O psiquiatra, Curitiba e a crise do casamento
Artigo de Aramis Millarch originalmente publicado em 23 de dezembro de 1980
O psiquiatra Eduardo Mascarilhas, 37 anos, um dos mais badalados profissionais do Brasil e que em setembro último foi ameaçado de expulsão da Sociedade de Psiquiatria do Rio de Janeiro, juntamente com Hélio Pelegrino, por fazer algumas corajosas denúncias (o alto custo de todos os divãs da praça, fazendo com que só os neuróticos mais privilegiados pudessem botar em dia suas cucas fundidas e "o maciço desconhecimento da obra de Freud por muitos analistas"), em polêmica entrevista a Ruy Castro, na "Playboy" que está nas bancas, fez uma afirmação citando Curitiba como exemplo de província. Referindo-se às idéias avançadas de Sigmund Freud (1856-1939) em relação ao sexo & psicanálise, Mascarilhas exemplificou: "Como psicanalista eu tenho de acreditar no Freud - ou psicanalista não sou. Não se esqueça de que o Freud falou todas essas coisas e outras ainda mais contundentes na alvorada do século, morando numa cidade chamada Viena que, em termos culturais, não passava de uma Curitiba ou Belo Horizonte européia. Não confundir Viena com Paris, Londres ou Berlim. Viena era Viena e por isso as pessoas passaram dez anos sem cumprimentá-lo, de 1897 a 1907, obrigando-o a um exílio intelectual, social e financeiro na sua própria cidade. O Freud dizia, por exemplo, que a nossa moralidade era uma reação à nossa licenciosidade.
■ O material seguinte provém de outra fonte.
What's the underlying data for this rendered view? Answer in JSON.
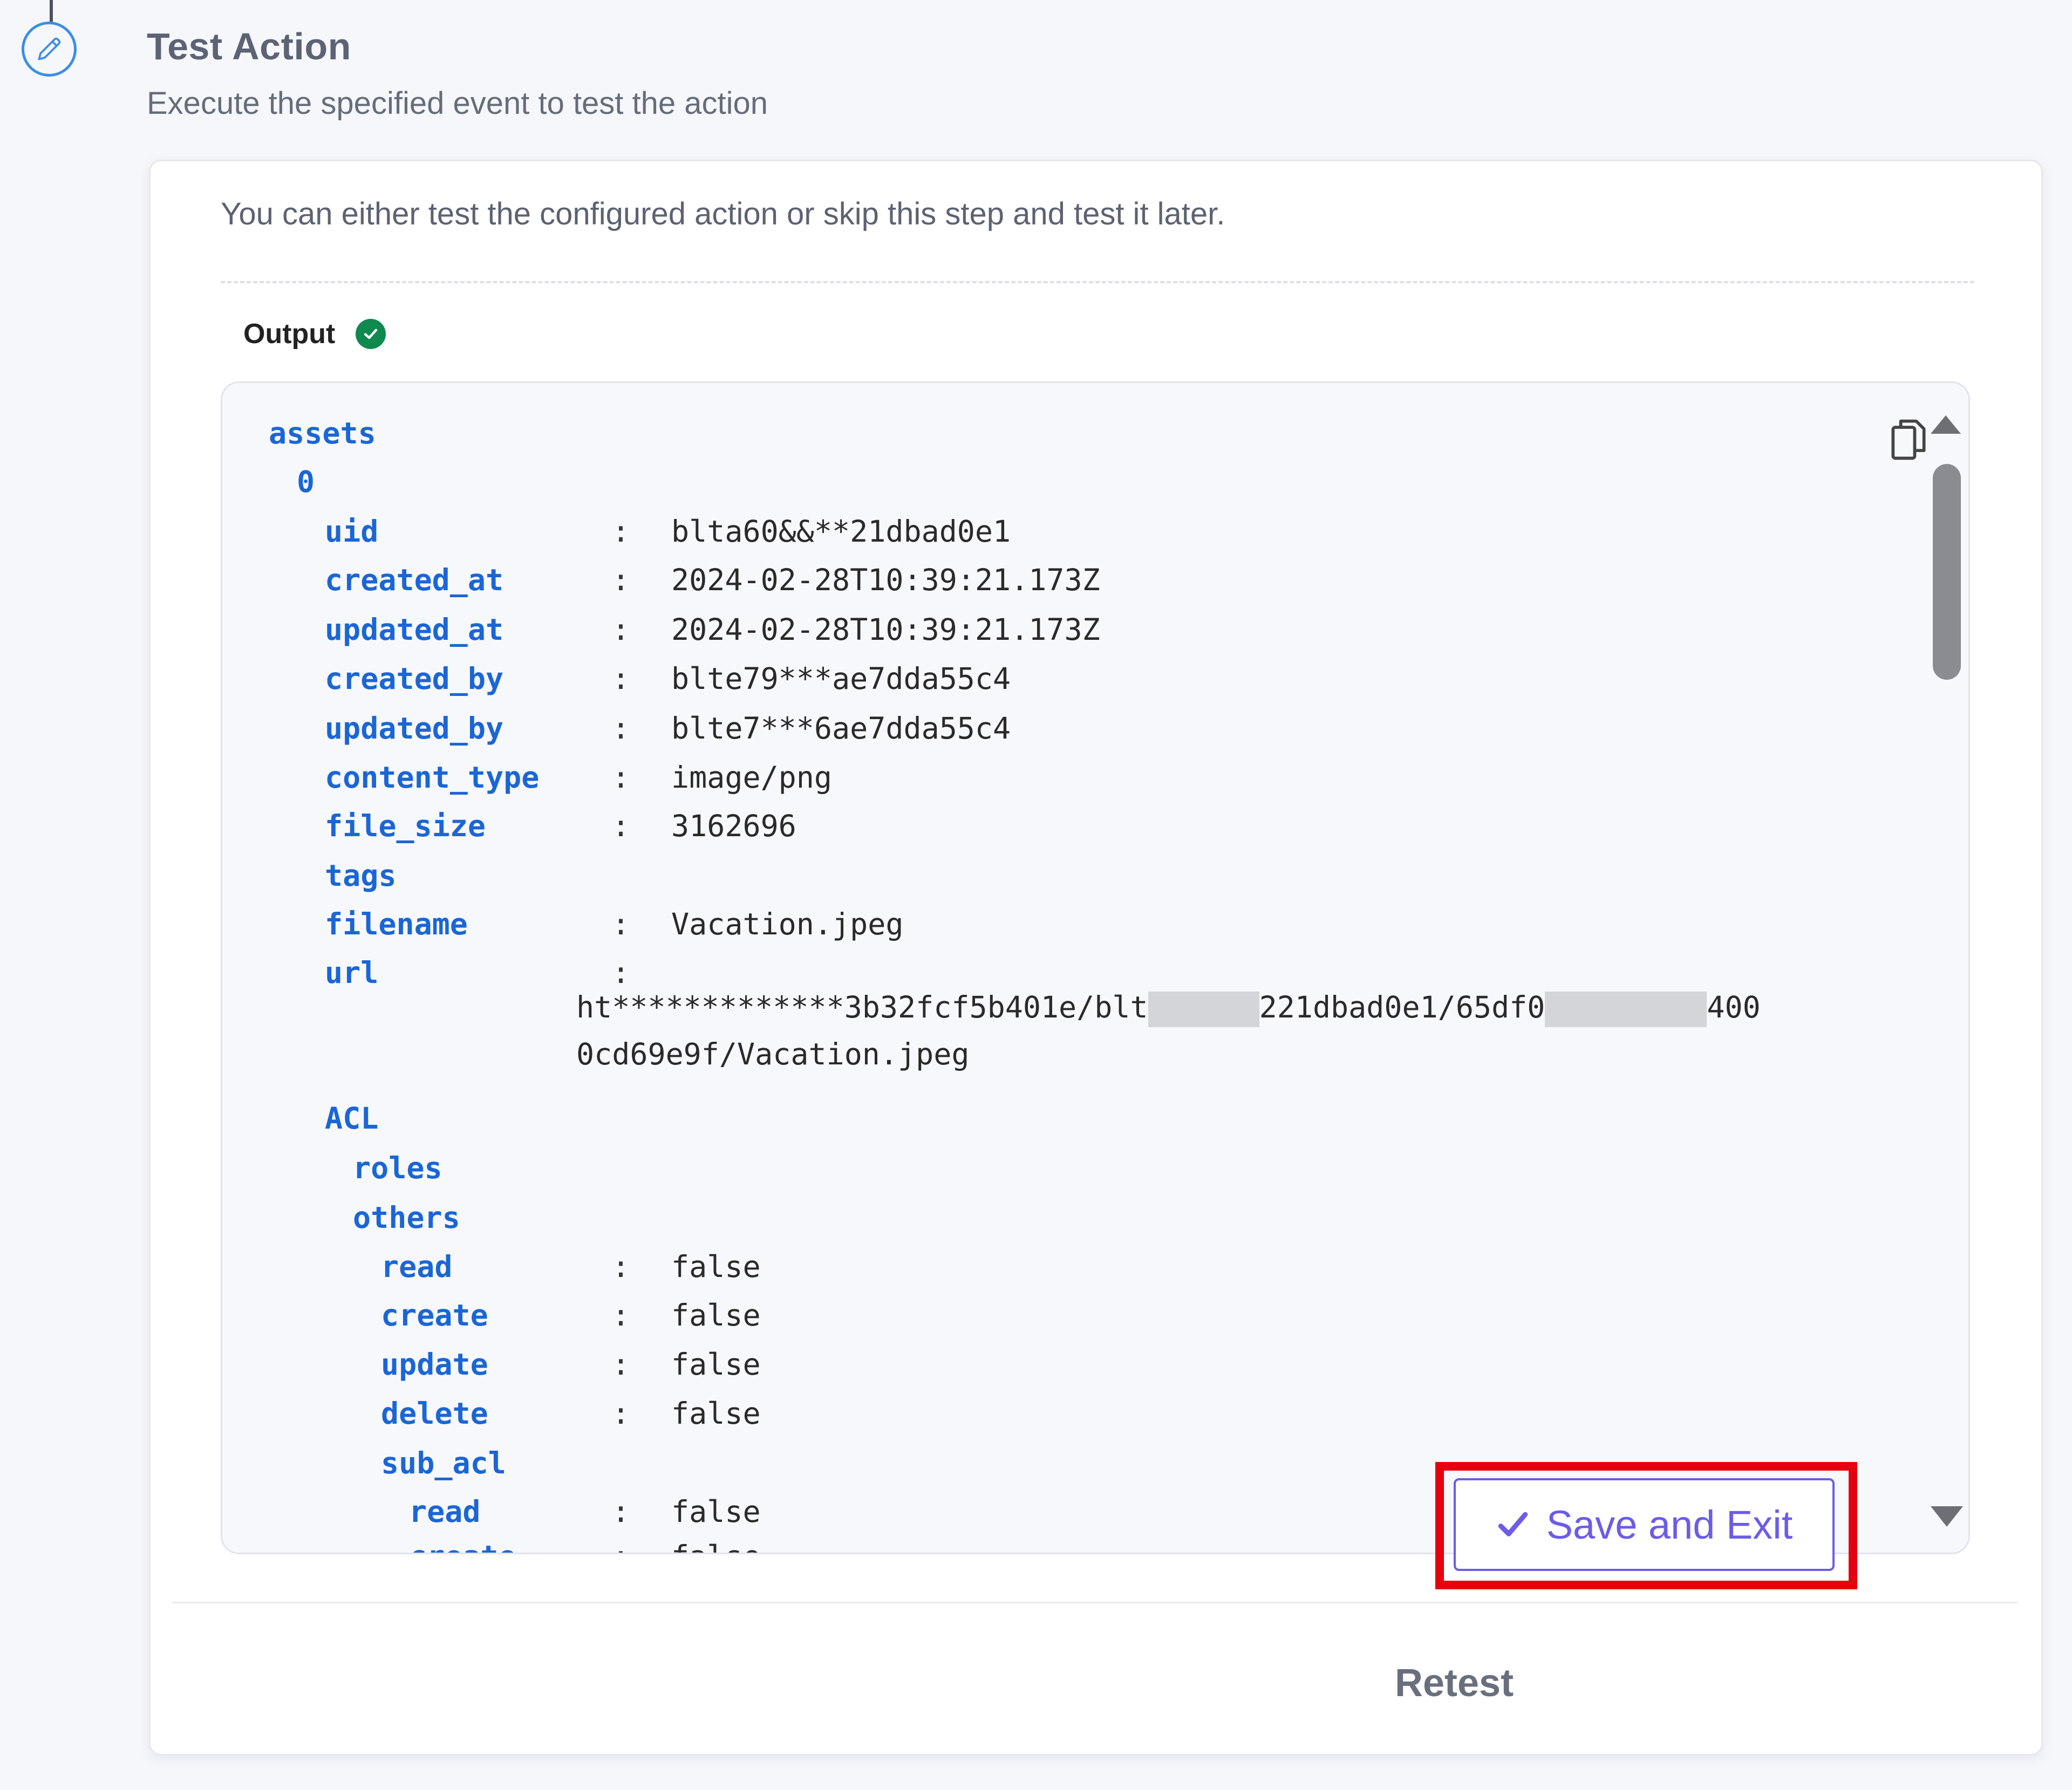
{
  "step": {
    "title": "Test Action",
    "subtitle": "Execute the specified event to test the action",
    "icon": "pencil-icon"
  },
  "card": {
    "intro": "You can either test the configured action or skip this step and test it later.",
    "output_label": "Output",
    "output_status": "success"
  },
  "output": {
    "rows": [
      {
        "key": "assets",
        "value": "",
        "indent": 0
      },
      {
        "key": "0",
        "value": "",
        "indent": 1
      },
      {
        "key": "uid",
        "value": "blta60&&**21dbad0e1",
        "indent": 2
      },
      {
        "key": "created_at",
        "value": "2024-02-28T10:39:21.173Z",
        "indent": 2
      },
      {
        "key": "updated_at",
        "value": "2024-02-28T10:39:21.173Z",
        "indent": 2
      },
      {
        "key": "created_by",
        "value": "blte79***ae7dda55c4",
        "indent": 2
      },
      {
        "key": "updated_by",
        "value": "blte7***6ae7dda55c4",
        "indent": 2
      },
      {
        "key": "content_type",
        "value": "image/png",
        "indent": 2
      },
      {
        "key": "file_size",
        "value": "3162696",
        "indent": 2
      },
      {
        "key": "tags",
        "value": "",
        "indent": 2
      },
      {
        "key": "filename",
        "value": "Vacation.jpeg",
        "indent": 2
      },
      {
        "key": "url",
        "value": "",
        "indent": 2
      },
      {
        "key": "ACL",
        "value": "",
        "indent": 2
      },
      {
        "key": "roles",
        "value": "",
        "indent": 3
      },
      {
        "key": "others",
        "value": "",
        "indent": 3
      },
      {
        "key": "read",
        "value": "false",
        "indent": 4
      },
      {
        "key": "create",
        "value": "false",
        "indent": 4
      },
      {
        "key": "update",
        "value": "false",
        "indent": 4
      },
      {
        "key": "delete",
        "value": "false",
        "indent": 4
      },
      {
        "key": "sub_acl",
        "value": "",
        "indent": 4
      },
      {
        "key": "read",
        "value": "false",
        "indent": 5
      },
      {
        "key": "create",
        "value": "false",
        "indent": 5
      }
    ],
    "url_line1_a": "ht*************3b32fcf5b401e/blt",
    "url_line1_b": "221dbad0e1/65df0",
    "url_line1_c": "400",
    "url_line2": "0cd69e9f/Vacation.jpeg"
  },
  "actions": {
    "retest_label": "Retest",
    "save_label": "Save and Exit"
  },
  "colors": {
    "key": "#1b66d6",
    "accent": "#6c5ce7",
    "success": "#0f8a4f",
    "highlight": "#e6000f"
  }
}
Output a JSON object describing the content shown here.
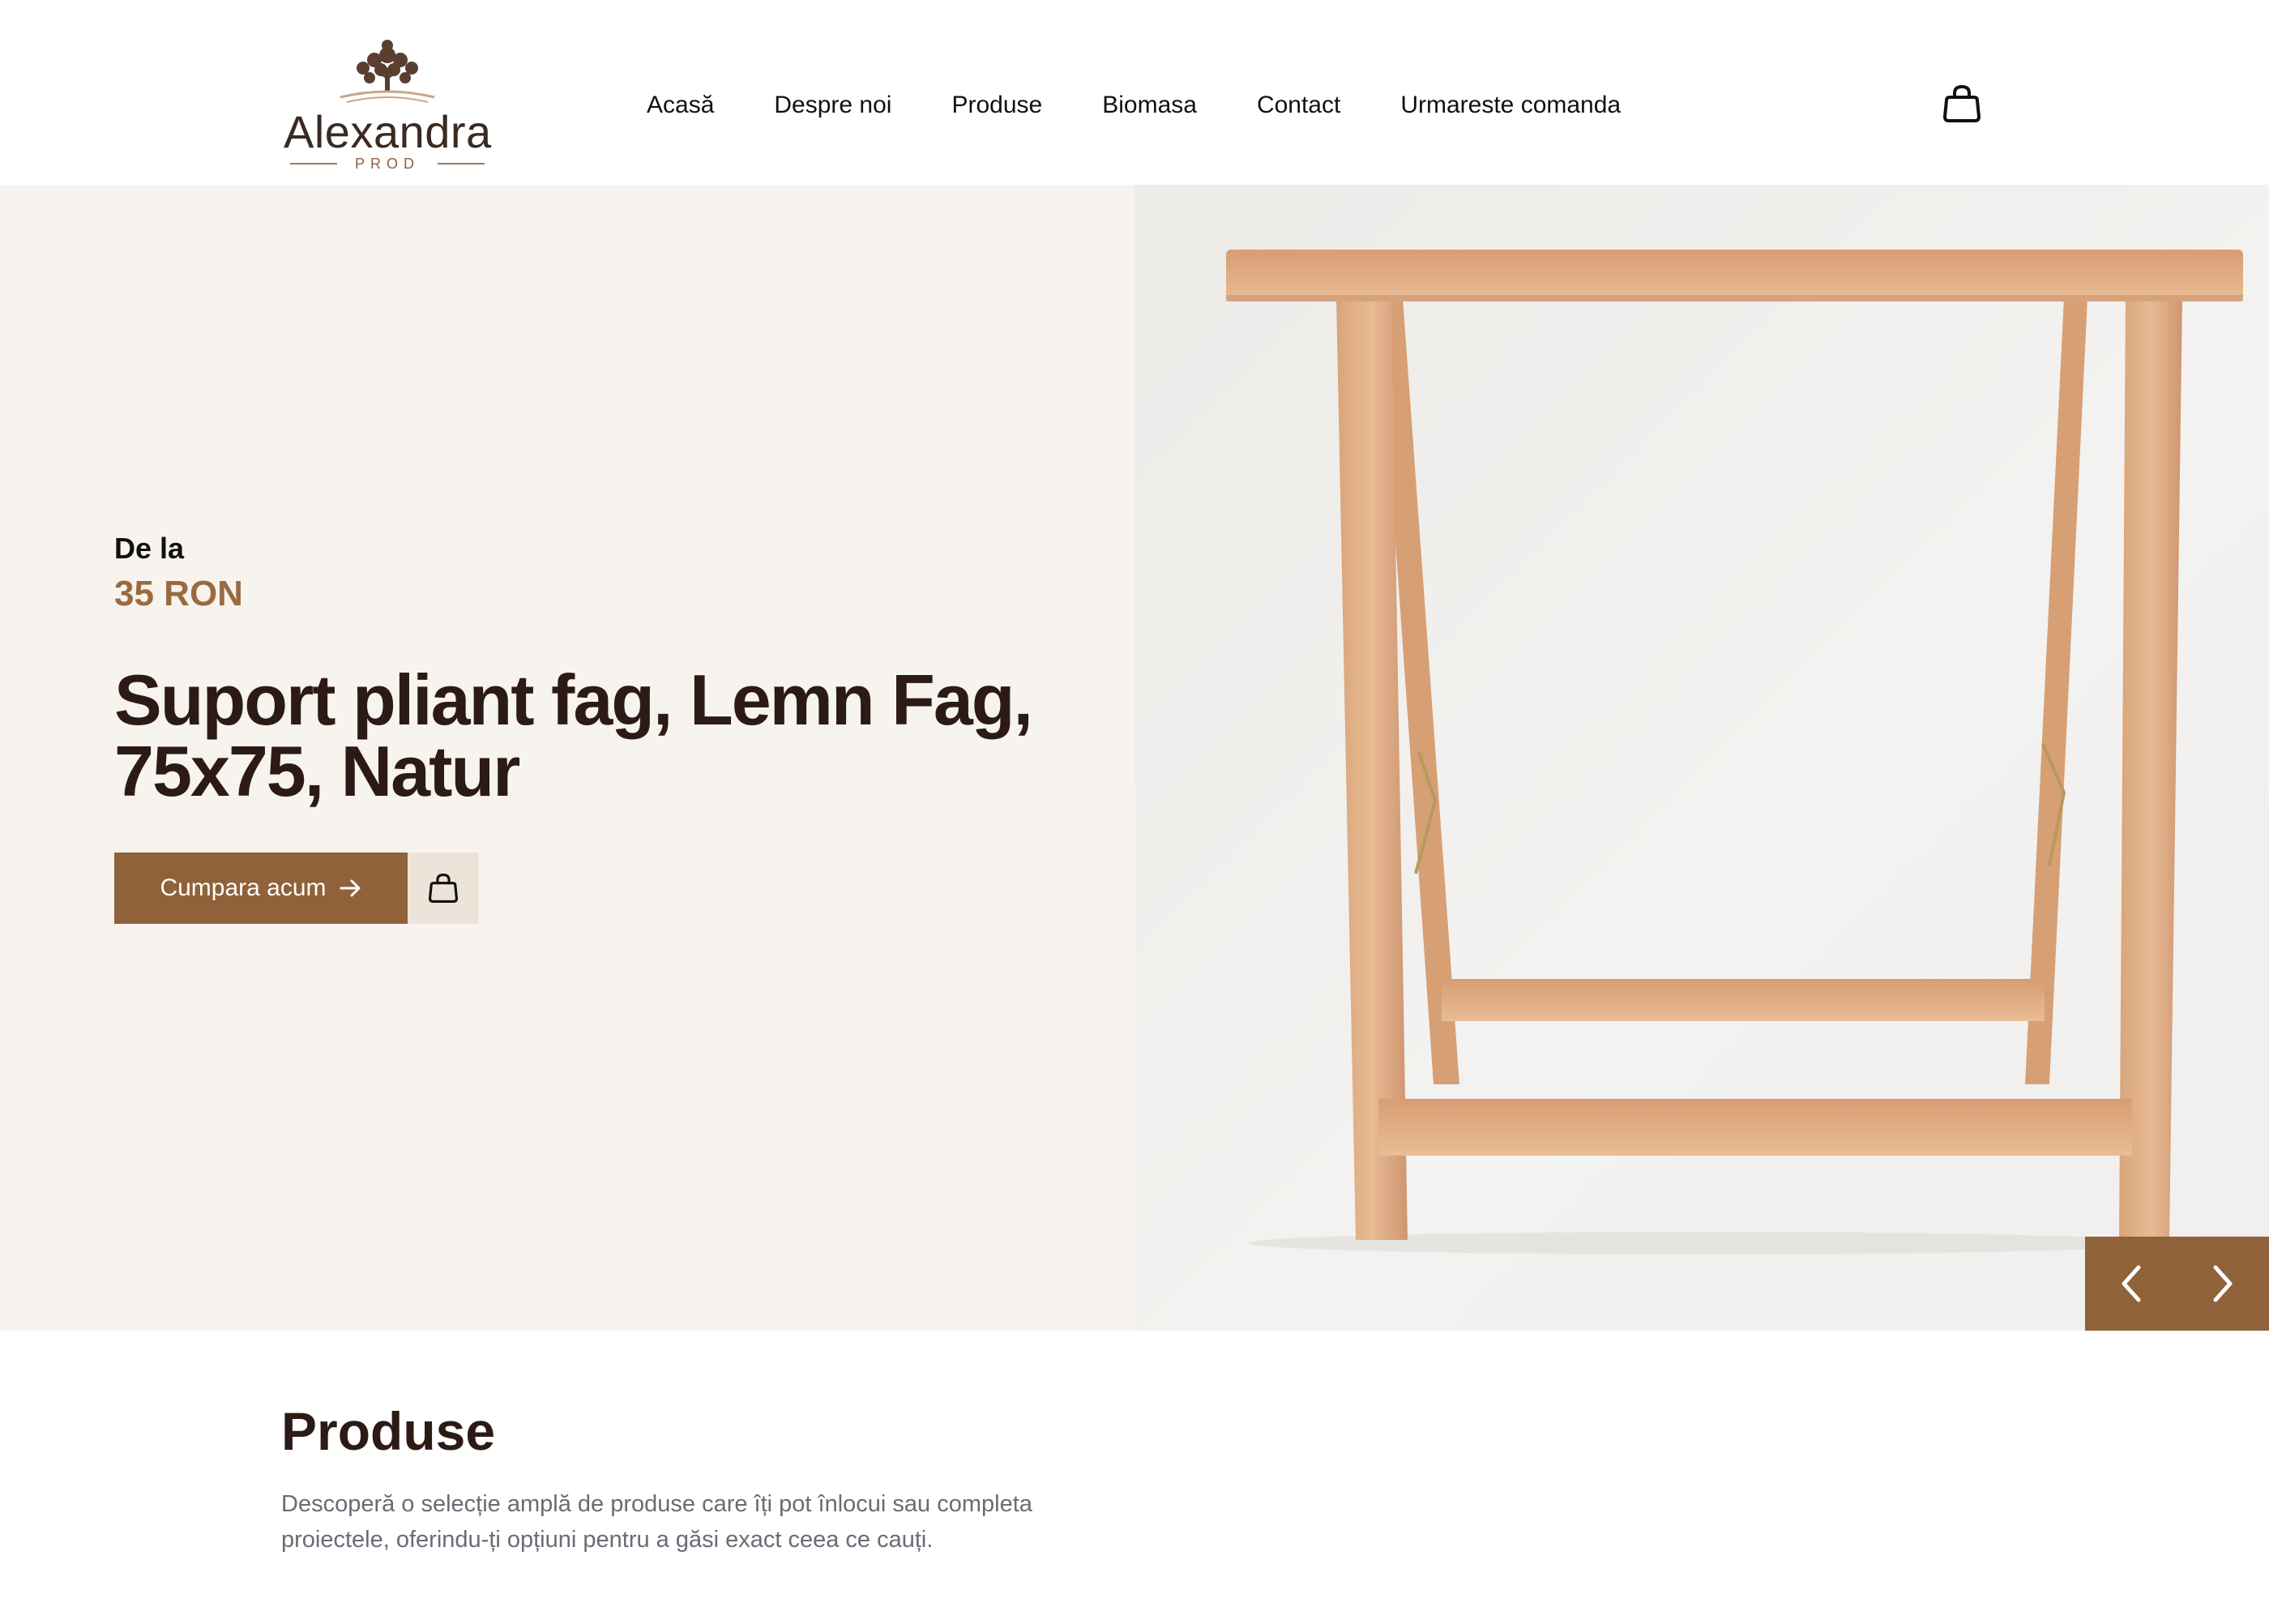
{
  "brand": {
    "name": "Alexandra",
    "sub": "PROD"
  },
  "nav": {
    "items": [
      {
        "label": "Acasă"
      },
      {
        "label": "Despre noi"
      },
      {
        "label": "Produse"
      },
      {
        "label": "Biomasa"
      },
      {
        "label": "Contact"
      },
      {
        "label": "Urmareste comanda"
      }
    ],
    "cart_icon": "shopping-bag-icon"
  },
  "hero": {
    "price_label": "De la",
    "price_value": "35 RON",
    "title": "Suport pliant fag, Lemn Fag, 75x75, Natur",
    "buy_label": "Cumpara acum",
    "buy_icon": "arrow-right-icon",
    "cart_icon": "shopping-bag-icon",
    "image": "beech-wood-folding-trestle",
    "prev_icon": "chevron-left-icon",
    "next_icon": "chevron-right-icon"
  },
  "products": {
    "title": "Produse",
    "description": "Descoperă o selecție amplă de produse care îți pot înlocui sau completa proiectele, oferindu-ți opțiuni pentru a găsi exact ceea ce cauți."
  },
  "colors": {
    "accent": "#8f6239",
    "price": "#9a6a3e",
    "heading": "#2c1b15",
    "hero_bg": "#f7f3ee",
    "cart_btn_bg": "#ece4d8"
  }
}
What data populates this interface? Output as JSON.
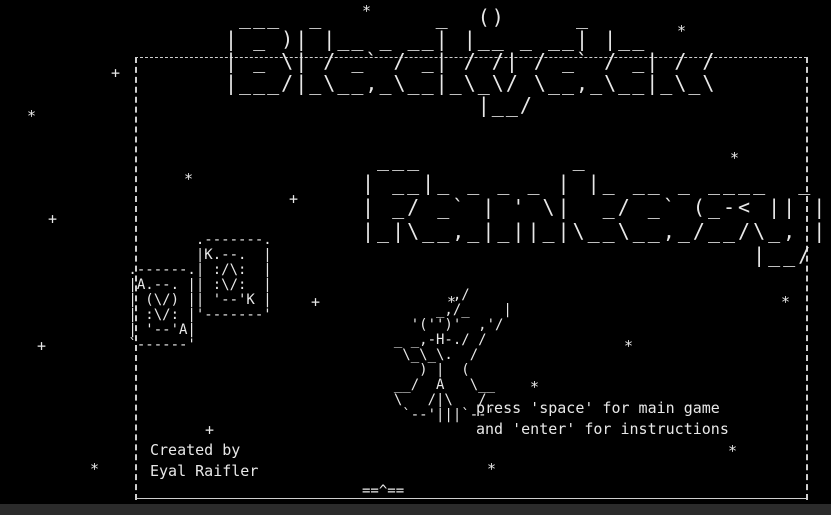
{
  "title": {
    "line1": "Blackjack",
    "line2": "Fantasy"
  },
  "prompt": {
    "line1": "press 'space' for main game",
    "line2": "and 'enter' for instructions"
  },
  "credit": {
    "line1": "Created by",
    "line2": "Eyal Raifler"
  },
  "cards": {
    "front_rank": "A",
    "back_rank": "K"
  },
  "bottom_mark": "==^==",
  "colors": {
    "background": "#000000",
    "foreground": "#e8e8e8",
    "statusbar": "#2b2b2b"
  }
}
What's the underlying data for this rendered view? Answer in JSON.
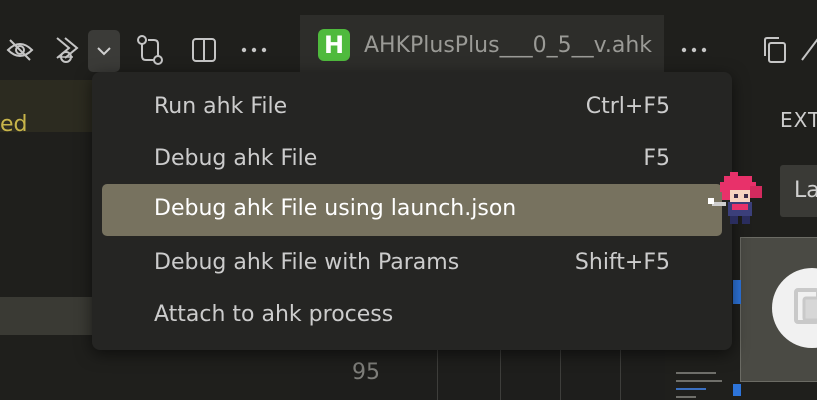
{
  "tab": {
    "badge": "H",
    "filename": "AHKPlusPlus___0_5__v.ahk"
  },
  "menu": {
    "items": [
      {
        "label": "Run ahk File",
        "shortcut": "Ctrl+F5",
        "selected": false
      },
      {
        "label": "Debug ahk File",
        "shortcut": "F5",
        "selected": false
      },
      {
        "label": "Debug ahk File using launch.json",
        "shortcut": "",
        "selected": true
      },
      {
        "label": "Debug ahk File with Params",
        "shortcut": "Shift+F5",
        "selected": false
      },
      {
        "label": "Attach to ahk process",
        "shortcut": "",
        "selected": false
      }
    ]
  },
  "editor": {
    "visible_line_number": "95",
    "left_partial_text": "ed"
  },
  "right_panel": {
    "header_partial": "EXT",
    "input_partial": "La"
  },
  "toolbar": {
    "icons": [
      "eye-off-icon",
      "run-debug-icon",
      "chevron-down-icon",
      "git-compare-icon",
      "split-editor-icon",
      "more-actions-icon"
    ]
  },
  "colors": {
    "background": "#1f1f1c",
    "menu_bg": "#252523",
    "selected_bg": "#77725f",
    "badge_green": "#4fba3d",
    "accent_yellow": "#c8b54a",
    "accent_blue": "#2d74da"
  }
}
Quer dizer, quanto maior a licenciosidade, maior a moralidade. Todo moralista é pervertido e, quanto mais moralista, maior a extensão de sua perversão".
xxx
A entrevista de Eduardo Mascarilhas, considerado o psicanalista de "nove entre dez estrelas da televisão e cinema nacional", tem colocações das mais curiosas em relação a vários assuntos, especialmente em relação a crise conjugal. Por exemplo, descrevendo a cabeça de um homem jovem num casamento em crise, diz Mascarilhas: "Ele sofre desesperadamente porque sente que esta perdendo os melhores anos da vida dele com uma mulher que não o completa. E, além disso, ele sofre a pressão da galera interna, que é o superego. Porque a galera não perdoa - ela sabe quando está havendo futebol ou não. Sentado ali na arquibancada, contemplando o jogo da vida, o superego sabe de tudo e vaia (...) A nossa capacidade de triunfar sobre o superego deve ser de 70 a 80%. Ele insiste em te dizer: "Companheiro, assim não dá! Isso é a antivida". Mas você vai levando, vai procrastinando, vai se perdendo em promessas feitas a si próprio e em esperanças que nunca serão realizadas, emitindo cheques sem fundo contra seu próprio banco da existência, o banco do destino, e ele vai recebendo esses cheques de qualquer maneira. Um dia você vai à falência emocional".
Mas Mascarilhas analisa também a posição da mulher em crise conjugal: "Bem, chega um dia em que a mulher fica um pote até aqui de mágoa, porque ela se sente como uma Bela Adormecida - adormecida por essa maçã envenenada d moralidade social e familiar - e descobre que passou a vida esperando ser despertada pelo beijo do seu Príncipe Encantado para assumir o seu estado de mulher. Mas o problema é que o seu [príncipe] encantado tem 25 anos e está com uma ansiedade erótica que não pode esperar, perguntando-se a todo momento se casamento é coisa de homem ou de fritador de bolinho. Quer dizer, dentro dele há uma exigência de "Ulisses, vá pro mar", enquanto ele se sente uma Penélope tecendo tapete. Para um macho, isso é uma coisa dolorosa, por que ele foi criado para ser esse Ulisses e de repente se vê chegando em casa com o jornal e a manteiga debaixo do braço. Não era essa a aventura que ele esperava protagonizar pelo mar Egeu da vida e da sexualidade. Já a mulher tem uma paciência muito maior, porque foi incentivada a ser essa Penélope por um gigantesco marketing, que se fosse pago, iria custar bilhões de dólares: "Beba Penélope"; "Fora de Penélope" não há salvação".